Posted by admin - November 10th, 2010

“BIRMINGHAM TROUPE CORAZON FLAMENCO STOMPS AND TWIRLS IN STEAMY “EL AMOR BRUJO” (Marija Temo, guest flamenco guitarist and singer)
REVIEW, Sept. 2009, The Birmingham News, Birmingham, AL, By Michael Huebner

By definition, flamenco encompasses dance, drama and music. With “El Amor Brujo” (“Love, the Magician”), the Birmingham troupe Corazon Flamenco has stayed true to the genre’s multi-genre, Andalusian roots.

Led by its talented director, Irene Rimer, the company made an impressive showing Saturday at Levite Jewish Community Center with this tale of steamy romance, murder and ghostly apparitions.

Based roughly on the ballet of the same title by Manuel de Falla, it contains snatches of recorded orchestral music and narrative dialogue to push the action along.
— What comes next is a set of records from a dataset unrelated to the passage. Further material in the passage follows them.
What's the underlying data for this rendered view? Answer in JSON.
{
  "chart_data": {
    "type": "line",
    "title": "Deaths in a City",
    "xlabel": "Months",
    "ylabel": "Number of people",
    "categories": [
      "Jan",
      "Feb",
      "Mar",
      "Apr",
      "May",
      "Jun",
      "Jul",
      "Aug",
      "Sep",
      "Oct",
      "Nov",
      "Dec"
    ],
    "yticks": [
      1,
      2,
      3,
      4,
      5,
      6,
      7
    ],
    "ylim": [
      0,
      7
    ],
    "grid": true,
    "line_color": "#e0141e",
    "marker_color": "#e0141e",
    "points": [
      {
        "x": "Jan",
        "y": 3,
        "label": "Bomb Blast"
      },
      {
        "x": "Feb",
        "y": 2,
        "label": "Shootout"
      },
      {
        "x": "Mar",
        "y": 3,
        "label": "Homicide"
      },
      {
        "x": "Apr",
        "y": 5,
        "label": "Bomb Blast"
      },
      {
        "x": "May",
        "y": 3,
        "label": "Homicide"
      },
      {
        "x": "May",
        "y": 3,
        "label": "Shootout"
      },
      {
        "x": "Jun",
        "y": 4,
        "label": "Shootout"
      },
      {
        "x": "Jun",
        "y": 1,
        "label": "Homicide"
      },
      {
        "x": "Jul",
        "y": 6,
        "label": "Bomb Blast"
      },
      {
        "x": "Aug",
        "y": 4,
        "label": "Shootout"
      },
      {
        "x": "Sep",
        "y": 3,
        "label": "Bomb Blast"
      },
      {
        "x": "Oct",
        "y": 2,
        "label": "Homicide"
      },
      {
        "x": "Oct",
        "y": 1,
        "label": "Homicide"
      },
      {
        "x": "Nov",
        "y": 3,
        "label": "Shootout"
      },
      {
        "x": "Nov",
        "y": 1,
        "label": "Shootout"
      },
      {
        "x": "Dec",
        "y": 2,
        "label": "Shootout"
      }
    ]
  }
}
Rimer’s brilliant choreography served the drama well, but spoken exchanges were weak. Scenes such as Jose’s murder and a meeting with a witch were stilted and needed more coaching. They were rescued only by the dance numbers that followed. Scene changes, some with awkward silence and darkness, needed tightening.

Guitarist and singer Marija Temo impressed on several occasions as she heightened the action and filled interludes. A classical guitarist and orchestral soloist as well as a flamenco expert, Temo possesses immaculate technique and an expressive, penetrating voice. Her accompaniments of Rimer’s dance solos were the most memorable parts of the show. Guitarist Tony Arnold, also a paleontology professor at Florida State University, contributed some beautiful solos and duets.



Like classical ballet, flamenco is mostly about dance. Rimer’s choreographic vision thrives on the frenetic stomping and complex heel-to-toe rhythms that drive this centuries-old art form. Ensemble numbers carried out by her well-trained troupe generated a whirlwind of flowing colorful costumes and coordinated movements. Solo numbers, especially those by Rimer and Julia Quijano, combined passion with spectacle. Fine performances were also turned by Carlos Lencina, as Jose, and Cole Companion, as Carmelo.

Together with last year’s production of “Blood Wedding” and “El Amor Brujo,” Corazon Flamenco has staged two ballets that filmmaker Carlos Saura tackled in his trilogy of flamenco-inspired dance films. Only “Carmen” remains. If the company is so inclined, it would be a welcome completion of the cycle.